EGALITARIAN| The service sector during crisis

THE MARAWI crisis surely had its economic cost to Davao Region. I did my computation before showing spill-over effects of economic growth happening across regions. The Autonomous Region in Muslim Mindanao where Marawi is located will have spill-over effects to Region 12, Region 9 and Region 10. However, Davao Region is integrated to Region 12 directly, hence, the impact. The basis of the computation follows the gravity logic using population and distance as factors of attraction, as would be in a gravity analysis.

Yes, true, one need not acquire sharp computational competency to know that there is a sure impact. For Davao City as this is true for Davao Region, the first casualty is tourism. Recent report posted a 20 million pesos loss in 3 a day-average mainly coming from cancelled hotel bookings and accommodations. The amount could have generated an additional 8,393,260 million more in the domestic economy as the money could have changed from one hand to the other in what is called as velocity of money. Adding the opportunity loss, total loss for a 3-day-average is 28,393,260.
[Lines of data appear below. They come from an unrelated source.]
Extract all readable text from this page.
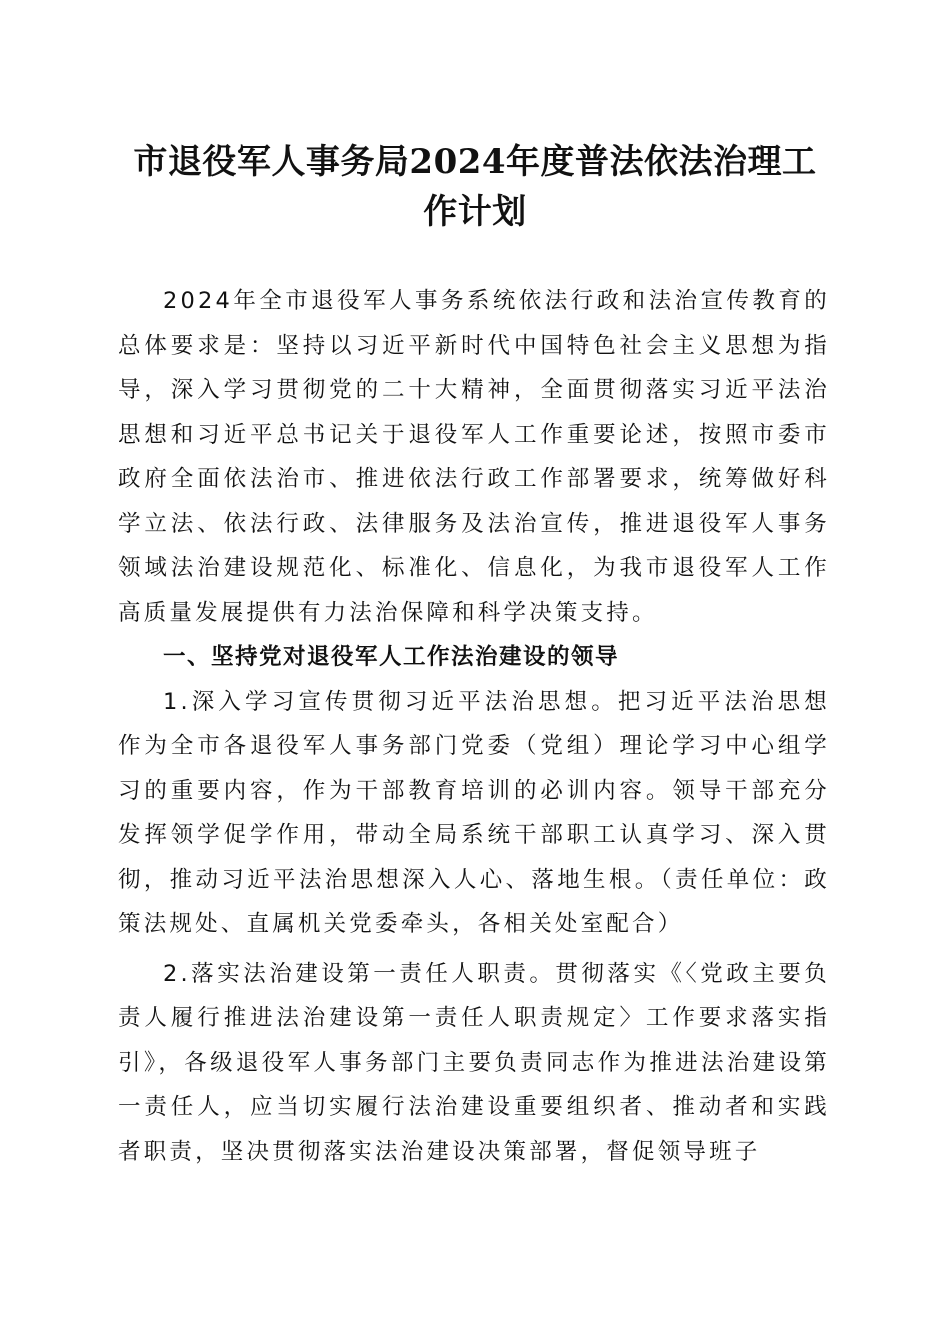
市退役军人事务局2024年度普法依法治理工作计划

2024年全市退役军人事务系统依法行政和法治宣传教育的总体要求是：坚持以习近平新时代中国特色社会主义思想为指导，深入学习贯彻党的二十大精神，全面贯彻落实习近平法治思想和习近平总书记关于退役军人工作重要论述，按照市委市政府全面依法治市、推进依法行政工作部署要求，统筹做好科学立法、依法行政、法律服务及法治宣传，推进退役军人事务领域法治建设规范化、标准化、信息化，为我市退役军人工作高质量发展提供有力法治保障和科学决策支持。

一、坚持党对退役军人工作法治建设的领导

1.深入学习宣传贯彻习近平法治思想。把习近平法治思想作为全市各退役军人事务部门党委（党组）理论学习中心组学习的重要内容，作为干部教育培训的必训内容。领导干部充分发挥领学促学作用，带动全局系统干部职工认真学习、深入贯彻，推动习近平法治思想深入人心、落地生根。（责任单位：政策法规处、直属机关党委牵头，各相关处室配合）

2.落实法治建设第一责任人职责。贯彻落实《〈党政主要负责人履行推进法治建设第一责任人职责规定〉工作要求落实指引》，各级退役军人事务部门主要负责同志作为推进法治建设第一责任人，应当切实履行法治建设重要组织者、推动者和实践者职责，坚决贯彻落实法治建设决策部署，督促领导班子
The taxi drivers, the barbeque vendors and other service-oriented employees can well articulate the loss. I had a chat with a taxi driver whom I asked of the impact of the martial law and the Marawi crisis. The response was quick but lengthy. He said they are losing P500 a day. At 7 o’clock they could hardly find a passenger. More cabs line up at malls for hours.
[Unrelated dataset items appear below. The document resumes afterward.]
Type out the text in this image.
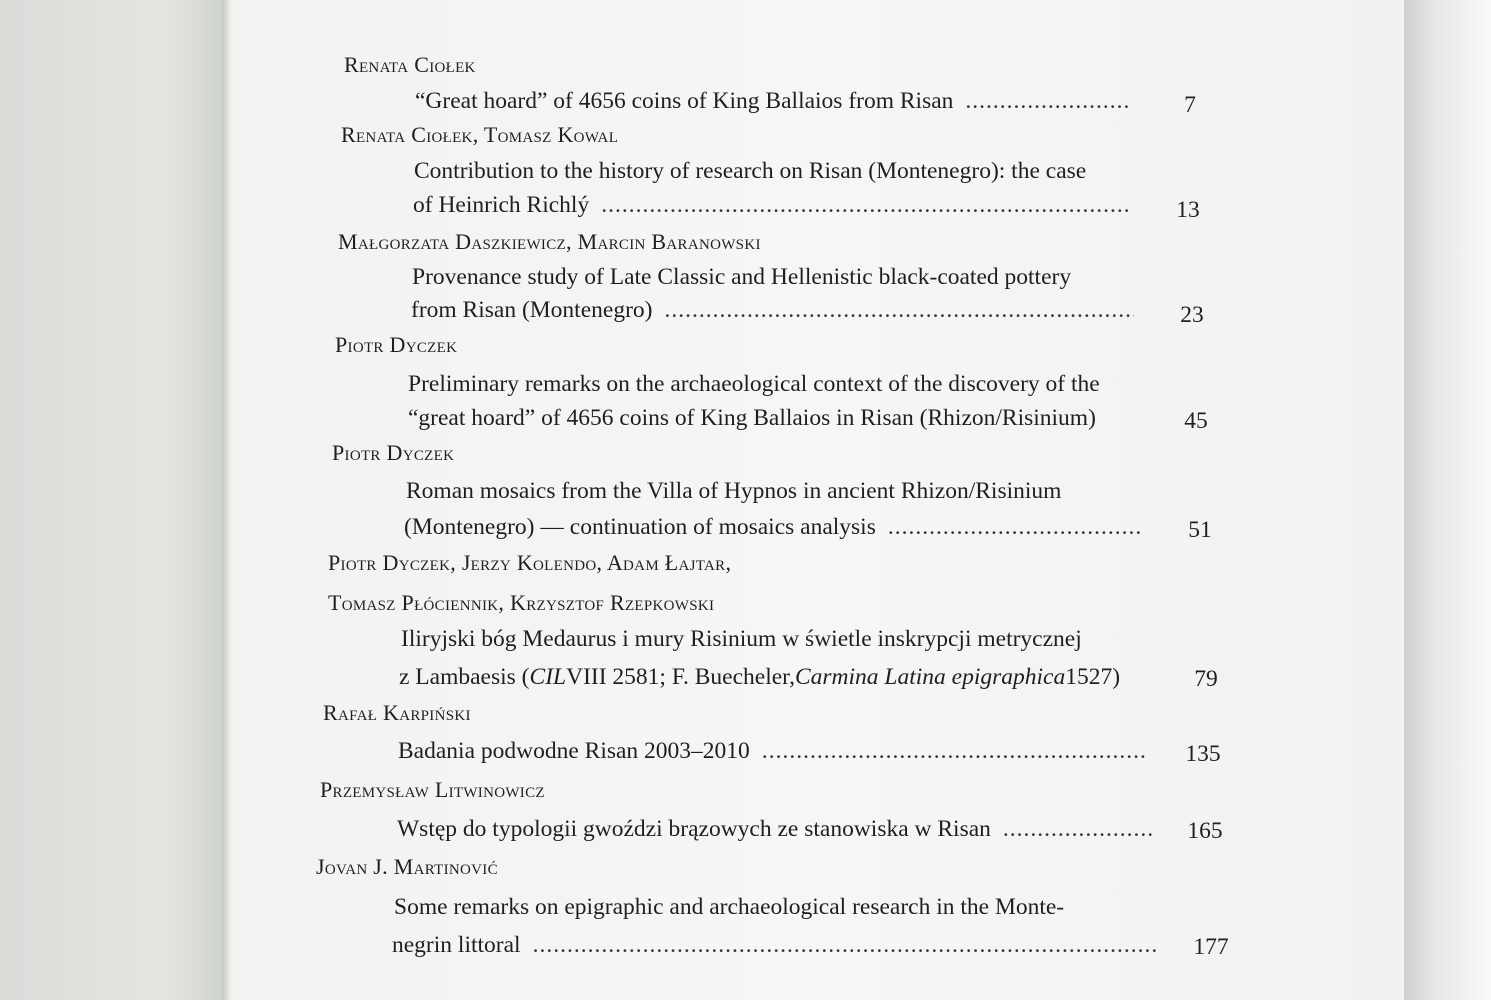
Renata Ciołek

“Great hoard” of 4656 coins of King Ballaios from Risan .....	7

Renata Ciołek, Tomasz Kowal

Contribution to the history of research on Risan (Montenegro): the case

of Heinrich Richlý .....	13

Małgorzata Daszkiewicz, Marcin Baranowski

Provenance study of Late Classic and Hellenistic black-coated pottery

from Risan (Montenegro) .....	23

Piotr Dyczek

Preliminary remarks on the archaeological context of the discovery of the

“great hoard” of 4656 coins of King Ballaios in Risan (Rhizon/Risinium)	45

Piotr Dyczek

Roman mosaics from the Villa of Hypnos in ancient Rhizon/Risinium

(Montenegro) — continuation of mosaics analysis .....	51

Piotr Dyczek, Jerzy Kolendo, Adam Łajtar,

Tomasz Płóciennik, Krzysztof Rzepkowski

Iliryjski bóg Medaurus i mury Risinium w świetle inskrypcji metrycznej

z Lambaesis ( CIL VIII 2581; F. Buecheler, Carmina Latina epigraphica 1527)	79

Rafał Karpiński

Badania podwodne Risan 2003–2010 .....	135

Przemysław Litwinowicz

Wstęp do typologii gwoździ brązowych ze stanowiska w Risan .....	165

Jovan J. Martinović

Some remarks on epigraphic and archaeological research in the Monte-

negrin littoral .....	177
The same concern was raised by a barbeque vendor at the Roxas night market. Before the martial law, they could earn between P5000 to P6000 per night, now it plummeted to P2000 to P4000.

The list can continue to include the exchange rates, the investors’ confidence evident in the stock market, in a much bigger sense. But let me convince my readers that these are temporary in nature. Let me focus my analysis to Davao City.
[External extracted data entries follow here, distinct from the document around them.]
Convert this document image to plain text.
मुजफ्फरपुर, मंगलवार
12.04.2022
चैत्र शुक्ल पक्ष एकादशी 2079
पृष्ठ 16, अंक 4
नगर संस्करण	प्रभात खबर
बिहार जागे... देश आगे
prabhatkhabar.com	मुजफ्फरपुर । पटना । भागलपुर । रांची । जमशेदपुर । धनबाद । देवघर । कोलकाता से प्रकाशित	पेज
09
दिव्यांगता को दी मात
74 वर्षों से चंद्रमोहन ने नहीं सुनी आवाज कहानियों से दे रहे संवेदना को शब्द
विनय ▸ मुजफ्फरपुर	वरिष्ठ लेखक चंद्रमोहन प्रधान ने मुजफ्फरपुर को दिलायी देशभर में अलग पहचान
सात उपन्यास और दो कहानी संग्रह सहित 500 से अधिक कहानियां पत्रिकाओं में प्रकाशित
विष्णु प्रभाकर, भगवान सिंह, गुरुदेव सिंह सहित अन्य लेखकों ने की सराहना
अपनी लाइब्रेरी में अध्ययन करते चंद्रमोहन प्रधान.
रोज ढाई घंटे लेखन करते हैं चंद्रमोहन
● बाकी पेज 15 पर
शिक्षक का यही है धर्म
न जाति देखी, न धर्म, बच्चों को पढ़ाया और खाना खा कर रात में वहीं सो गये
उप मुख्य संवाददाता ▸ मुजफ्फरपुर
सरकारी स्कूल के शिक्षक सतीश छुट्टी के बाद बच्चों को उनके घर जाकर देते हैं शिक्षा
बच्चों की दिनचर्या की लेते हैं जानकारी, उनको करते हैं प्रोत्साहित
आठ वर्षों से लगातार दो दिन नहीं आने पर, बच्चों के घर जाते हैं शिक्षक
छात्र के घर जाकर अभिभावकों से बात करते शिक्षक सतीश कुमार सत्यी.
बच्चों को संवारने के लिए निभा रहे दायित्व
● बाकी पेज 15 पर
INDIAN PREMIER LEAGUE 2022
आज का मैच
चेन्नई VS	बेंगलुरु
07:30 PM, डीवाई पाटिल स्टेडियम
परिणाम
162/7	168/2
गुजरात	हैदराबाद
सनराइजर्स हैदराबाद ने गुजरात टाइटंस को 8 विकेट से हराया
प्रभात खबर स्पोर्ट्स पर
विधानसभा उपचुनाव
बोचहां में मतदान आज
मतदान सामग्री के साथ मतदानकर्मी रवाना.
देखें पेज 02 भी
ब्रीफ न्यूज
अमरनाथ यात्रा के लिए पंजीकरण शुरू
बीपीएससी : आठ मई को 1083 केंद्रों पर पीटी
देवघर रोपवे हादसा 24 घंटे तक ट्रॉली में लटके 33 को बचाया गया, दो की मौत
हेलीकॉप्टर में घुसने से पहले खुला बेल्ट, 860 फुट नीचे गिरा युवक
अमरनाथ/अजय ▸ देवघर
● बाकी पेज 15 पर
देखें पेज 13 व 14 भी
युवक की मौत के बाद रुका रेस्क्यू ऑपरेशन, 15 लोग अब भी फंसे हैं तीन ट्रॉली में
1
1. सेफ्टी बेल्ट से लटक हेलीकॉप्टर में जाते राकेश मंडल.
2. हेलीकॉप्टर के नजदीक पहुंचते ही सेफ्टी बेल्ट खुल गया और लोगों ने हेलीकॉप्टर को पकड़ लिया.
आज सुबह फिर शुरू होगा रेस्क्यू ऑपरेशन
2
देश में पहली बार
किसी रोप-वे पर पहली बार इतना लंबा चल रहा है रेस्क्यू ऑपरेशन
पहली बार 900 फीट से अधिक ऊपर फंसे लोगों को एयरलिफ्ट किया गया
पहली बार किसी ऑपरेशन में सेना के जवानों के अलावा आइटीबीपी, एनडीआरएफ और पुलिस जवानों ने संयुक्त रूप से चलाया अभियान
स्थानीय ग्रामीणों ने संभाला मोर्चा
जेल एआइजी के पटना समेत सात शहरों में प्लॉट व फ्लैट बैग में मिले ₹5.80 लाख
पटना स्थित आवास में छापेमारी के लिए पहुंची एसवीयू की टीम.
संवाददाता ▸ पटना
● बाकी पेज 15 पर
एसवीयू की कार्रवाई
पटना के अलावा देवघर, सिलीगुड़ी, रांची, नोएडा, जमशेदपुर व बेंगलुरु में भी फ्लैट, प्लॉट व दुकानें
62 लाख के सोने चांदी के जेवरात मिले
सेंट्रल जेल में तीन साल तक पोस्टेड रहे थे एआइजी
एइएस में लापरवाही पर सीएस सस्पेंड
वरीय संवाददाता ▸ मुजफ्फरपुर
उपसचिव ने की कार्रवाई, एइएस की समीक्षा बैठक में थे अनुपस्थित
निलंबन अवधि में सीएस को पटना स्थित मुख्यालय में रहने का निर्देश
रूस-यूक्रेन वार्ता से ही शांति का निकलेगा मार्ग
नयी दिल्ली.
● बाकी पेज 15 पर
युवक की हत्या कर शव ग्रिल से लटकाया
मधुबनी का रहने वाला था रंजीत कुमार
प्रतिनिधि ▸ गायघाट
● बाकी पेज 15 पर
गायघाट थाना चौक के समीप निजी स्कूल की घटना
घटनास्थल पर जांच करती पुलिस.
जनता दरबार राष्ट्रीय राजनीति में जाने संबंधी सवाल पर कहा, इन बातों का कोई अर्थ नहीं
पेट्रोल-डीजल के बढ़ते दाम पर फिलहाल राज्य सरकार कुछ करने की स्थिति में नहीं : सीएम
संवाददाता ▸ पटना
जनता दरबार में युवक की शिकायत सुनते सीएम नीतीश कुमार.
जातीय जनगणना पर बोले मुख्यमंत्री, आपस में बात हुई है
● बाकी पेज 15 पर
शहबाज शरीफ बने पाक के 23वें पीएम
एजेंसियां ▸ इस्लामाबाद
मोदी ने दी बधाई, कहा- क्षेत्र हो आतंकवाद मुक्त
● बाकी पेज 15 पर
The current stream of currency flow is experiencing a reduced current as a matter of expected behavioral response. Consumers withhold marginal propensity to consume and only spend for items that are considerably basic. The marginal propensity to consume is the likelihood of the consumer to spend a portion of an income and sets aside a portion as savings for future use. Under conditions of certainty, savings rate is usually lower than spending. This however is the reverse during conditions of uncertainty.

Consumers become more diligent; however, this does not suggest a sharp decline in the usual expenditure items. They will focus on items that are inelastic or products we call as necessary goods. People start to buy these items more while reducing purchase of luxury goods. This is in anticipation of future price changes on the one hand, and the reduced volume of available goods on the other.

During times of uncertainty, common direct hits are observed in the service industry. No wonder the sharp decline in the tourism receipts for Davao City. Since 2006, the sector able to generate an accumulated economic benefit of 94.67 billion pesos and generated an estimated 50,000 jobs. In Davao City, tourists spend 3 to 4 days and squander an average of 4,000 pesos per day. This is the amount that could have been spent in the taxi services, in the food stalls along Roxas, in the pasalubong centers, and in many attached industries and sub-sectors of tourism industry.

This however will only be true for some time, in a couple of weeks local tourists start to saunter in the streets of Davao. Local economy starts to roll at the speed it used to be. 90% of the tourists are local travelers, though the huge portion of this are participants of conferences and meetings; those events that were already canceled. Yet, there is a spin. The opening of Mt. Apo poses a strong temptation to mountaineers, trekkers and nature lovers. They will be the first group to prove that there is always life in Davao, as life is always been here. It is seldom a case that individuals who have had a wonderful tourism experience won’t come back. They sure will come as they realize that none ever in the world had experienced “no threat of violence and crimes”.  The tourist will come again, at first in trickle, then by volume.  All that happened will come to pass, nothing really lasts forever.